Saturday, November 14, 2009


You’re probably familiar with the term “white coat hypertension,” an abnormal rise in a patient’s blood pressure that occurs only when a nurse or doctor pumps up the cuff. That is, it’s nervousness due to medical presence.

But have you considered the reciprocal phenomenon, physicians getting anxious around patients? They do, you know. I don’t think their blood pressure rises, but they rapidly shift their persona, the self they exhibit, from standard human being to scientist—the upright, knowledgeable, competent, confident, objective physician.

Well, shouldn’t the doctor be a scientist? After all, that’s been our ideal during the past century, and a sensible choice it’s been, given that our greatest medical advances have been scientific. We justifiably think so highly of science that it’s arguably our secular culture’s religion, and the physician its priest. My parents’ generation took the word of doctors as gospel. If, when I was a child, my doctor had recommended sewing my elbows together, my mother would have acceded enthusiastically.

But only half of medicine is science. As our professional elders universally advised, it’s a science and an art. That maxim always sounds grand, but the fact is that docs aren’t taught the art, only the science.

I’m not even sure the art can be taught as much as modeled, and that requires intent, time and experience. Until we develop it in ourselves, an entire profile of sick people remains invisible to us. We don’t appreciate, and so can’t treat, their suffering. We comprehend them instead as intellectual challenges, disordered physiologies begging resolution. That’s when we act as technicians rather than healers.

I know physicians who do both. That feat is tangibly therapeutic for their patients, but even more so for them. Think about it: how would you manage wading in suffering for a living? Imagine having some responsibility to guide people through hyperemotional life-and-death situations at least forty hours weekly. What would you do with the suffering you can’t help but absorb?
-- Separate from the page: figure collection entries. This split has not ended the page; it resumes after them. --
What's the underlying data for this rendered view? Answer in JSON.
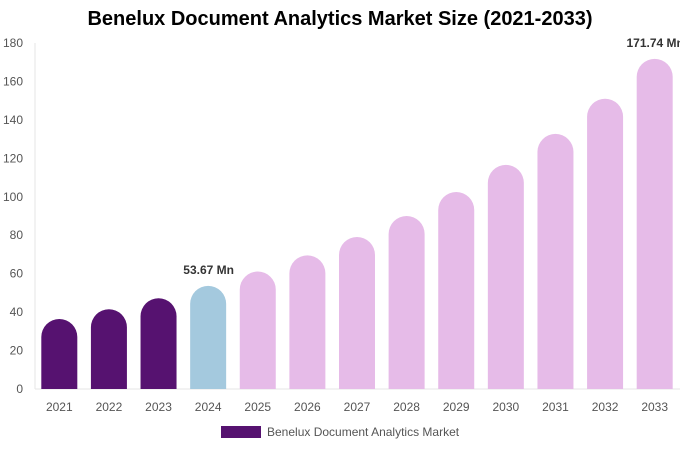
{
  "chart_data": {
    "type": "bar",
    "title": "Benelux Document Analytics Market Size (2021-2033)",
    "categories": [
      "2021",
      "2022",
      "2023",
      "2024",
      "2025",
      "2026",
      "2027",
      "2028",
      "2029",
      "2030",
      "2031",
      "2032",
      "2033"
    ],
    "series": [
      {
        "name": "Benelux Document Analytics Market",
        "values": [
          36.4,
          41.5,
          47.2,
          53.67,
          61.1,
          69.5,
          79.1,
          90.0,
          102.5,
          116.6,
          132.7,
          151.0,
          171.74
        ]
      }
    ],
    "data_labels": [
      {
        "index": 3,
        "text": "53.67 Mn"
      },
      {
        "index": 12,
        "text": "171.74 Mn"
      }
    ],
    "ylim": [
      0,
      180
    ],
    "yticks": [
      0,
      20,
      40,
      60,
      80,
      100,
      120,
      140,
      160,
      180
    ],
    "grid": false,
    "legend": "bottom",
    "colors": {
      "historical": "#561270",
      "current": "#a4c9de",
      "forecast": "#e6bbe8"
    }
  }
}
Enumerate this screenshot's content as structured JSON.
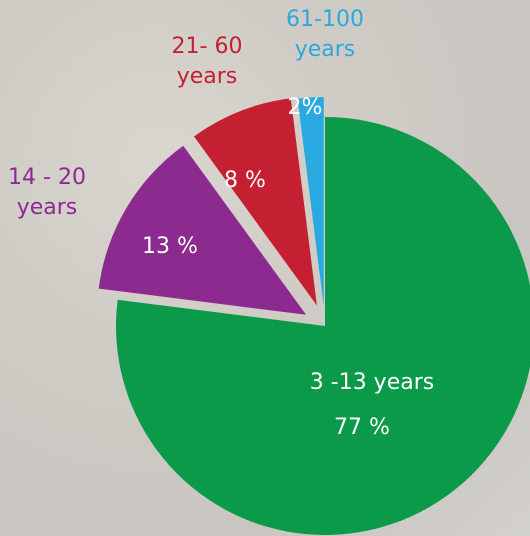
{
  "chart_data": {
    "type": "pie",
    "categories": [
      "3 -13 years",
      "14 - 20 years",
      "21- 60 years",
      "61-100 years"
    ],
    "values": [
      77,
      13,
      8,
      2
    ],
    "value_labels": [
      "77 %",
      "13 %",
      "8 %",
      "2%"
    ],
    "colors": [
      "#0b9a49",
      "#8d2a8f",
      "#c51f32",
      "#2aa9e0"
    ]
  }
}
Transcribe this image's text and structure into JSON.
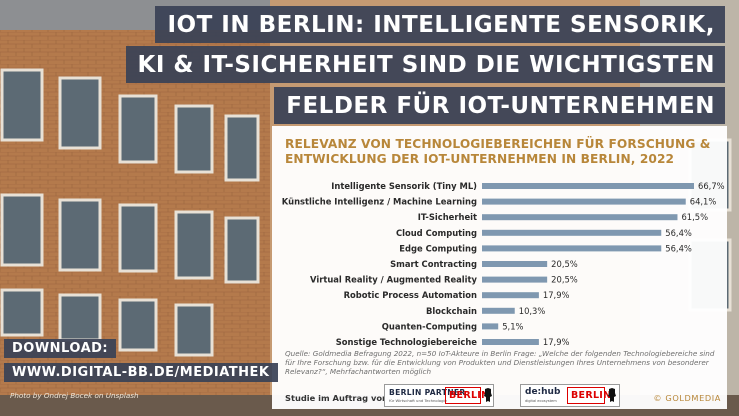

Not long ago I witnessed an encounter between a young woman with severe rheumatoid arthritis and her physician, whom I know personally as a gentle, loving human being. Describing her pain, the patient cried. I watched the doctor. If I could see the thought balloon over his head, it was something like this:

My God, this poor young woman is suffering something awful; I want to get up and just hold her; on the other hand, that’s not very professional.

He literally wrung his hands, as though his left and right sides were struggling with one another. In the end, he stayed put, resumed a straight face and wrote her a prescription for a more potent painkiller.

Afterward, I couldn’t help but ask the doctor how he felt. He said, “Ripped in half.”

Good, I thought: the beginning of a conversation. “Ripped in half? Can you tell me more about that?”

“No,” he answered. “I don’t want to talk about it now. I have more people to see.”

This suffering that’s part of the medical stock-in-trade continues to inhabit us like a slowly growing abscess. Without periodic, conscious draining, it’s not healthy. Look up physicians’ rates of divorce, drug dependence, alcoholism, and suicide. Our health statistics don’t amount to a great advertisement for the exclusively scientific medical style.

So when you notice your doc’s caught a case of white coat hypertension, please understand what’s likely on his or her shoulders. Treat him or her by insisting on humanity along with science in the examining room. You might ask, “How are you doing today, doctor?” Believe me, you’ll be thanked.